5As a consequence of Petitioner Friedlander not being an attorney or being represented by counsel, his opposition to Respondent's Motion to Vacate was limited to his comments over the telephone. Thus, Respondent's argument for vacating the fee award was substantively unrebutted. There is an argument for the Bar Rules to be changed to require the Board to be joined in proceedings such as this one, to enable the Board to defend its Fee Arbitration Commission awards, as it is able to defend its Grievance Commission decisions.

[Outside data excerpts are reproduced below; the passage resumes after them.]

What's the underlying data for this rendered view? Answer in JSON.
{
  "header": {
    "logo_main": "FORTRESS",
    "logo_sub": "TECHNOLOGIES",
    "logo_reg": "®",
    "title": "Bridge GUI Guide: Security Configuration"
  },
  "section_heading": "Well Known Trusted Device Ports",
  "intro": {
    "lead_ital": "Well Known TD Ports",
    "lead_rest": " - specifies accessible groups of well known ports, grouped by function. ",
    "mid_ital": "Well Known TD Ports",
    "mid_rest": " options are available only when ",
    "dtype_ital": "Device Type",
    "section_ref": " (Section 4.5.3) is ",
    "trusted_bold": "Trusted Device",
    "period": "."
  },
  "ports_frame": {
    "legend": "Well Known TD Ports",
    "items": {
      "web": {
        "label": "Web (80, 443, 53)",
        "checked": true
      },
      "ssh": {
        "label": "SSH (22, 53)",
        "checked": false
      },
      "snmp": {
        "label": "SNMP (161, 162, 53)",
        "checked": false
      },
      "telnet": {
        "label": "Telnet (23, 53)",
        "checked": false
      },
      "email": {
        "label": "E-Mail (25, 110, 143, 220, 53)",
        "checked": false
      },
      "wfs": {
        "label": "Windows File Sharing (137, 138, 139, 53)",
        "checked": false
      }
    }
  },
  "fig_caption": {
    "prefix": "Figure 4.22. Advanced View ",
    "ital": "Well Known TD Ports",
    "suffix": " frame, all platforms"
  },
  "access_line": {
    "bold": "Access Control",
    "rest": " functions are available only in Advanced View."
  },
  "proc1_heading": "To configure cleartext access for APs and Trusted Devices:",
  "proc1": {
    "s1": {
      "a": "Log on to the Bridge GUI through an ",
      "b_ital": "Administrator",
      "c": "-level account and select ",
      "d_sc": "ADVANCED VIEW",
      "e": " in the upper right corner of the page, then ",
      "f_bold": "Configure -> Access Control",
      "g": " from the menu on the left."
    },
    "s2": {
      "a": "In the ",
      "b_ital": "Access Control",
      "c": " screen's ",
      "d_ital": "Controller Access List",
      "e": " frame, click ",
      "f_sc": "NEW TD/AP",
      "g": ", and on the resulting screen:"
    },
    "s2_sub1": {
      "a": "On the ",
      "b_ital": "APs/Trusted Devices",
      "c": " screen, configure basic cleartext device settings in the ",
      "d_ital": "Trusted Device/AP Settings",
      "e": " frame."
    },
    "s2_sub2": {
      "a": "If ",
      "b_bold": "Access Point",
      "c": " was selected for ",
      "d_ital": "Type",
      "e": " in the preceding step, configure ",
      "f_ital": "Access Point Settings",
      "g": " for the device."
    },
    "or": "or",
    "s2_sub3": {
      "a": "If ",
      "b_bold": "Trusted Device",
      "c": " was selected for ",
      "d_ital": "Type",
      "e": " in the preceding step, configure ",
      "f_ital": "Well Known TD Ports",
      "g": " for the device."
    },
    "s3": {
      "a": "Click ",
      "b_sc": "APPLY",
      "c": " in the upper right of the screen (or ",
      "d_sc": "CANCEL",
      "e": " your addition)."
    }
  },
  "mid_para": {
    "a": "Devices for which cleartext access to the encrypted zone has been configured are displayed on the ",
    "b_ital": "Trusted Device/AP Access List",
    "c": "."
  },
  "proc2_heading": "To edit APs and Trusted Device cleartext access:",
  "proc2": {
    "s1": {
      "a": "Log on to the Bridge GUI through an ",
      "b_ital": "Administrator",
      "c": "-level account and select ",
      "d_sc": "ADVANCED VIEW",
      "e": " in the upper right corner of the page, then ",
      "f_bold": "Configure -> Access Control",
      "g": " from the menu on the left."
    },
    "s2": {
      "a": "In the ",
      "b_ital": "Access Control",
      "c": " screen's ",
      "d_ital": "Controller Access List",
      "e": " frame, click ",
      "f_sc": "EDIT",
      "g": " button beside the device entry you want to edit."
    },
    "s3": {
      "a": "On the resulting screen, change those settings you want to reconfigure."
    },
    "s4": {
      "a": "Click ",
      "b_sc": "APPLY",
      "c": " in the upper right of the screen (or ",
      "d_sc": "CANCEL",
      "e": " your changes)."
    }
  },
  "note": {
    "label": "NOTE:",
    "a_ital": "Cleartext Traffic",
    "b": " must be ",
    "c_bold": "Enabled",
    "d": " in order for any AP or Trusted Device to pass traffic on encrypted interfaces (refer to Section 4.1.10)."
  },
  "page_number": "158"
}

6The court in Leete cited to decisions involving private arbitration awards in noting that “[a]ppellate review of a court's confirmation of an arbitration award is confined to errors of law only, and the award will be upheld unless the court was compelled to vacate it," see id. ¶ 12, 53 A.3d 1106, citing Randall v. Conley, 2010 ME 68, ¶ 11, 2 A.3d 328; Union River Valley Teachers Ass'n v. Lamoine, 2000 ME 57, ¶ 5,748 A.2d 990, thereby indicating, at least by implication, that Fee Arbitration Commission awards are not subject to any standard of review different than that applicable to arbitration awards generally.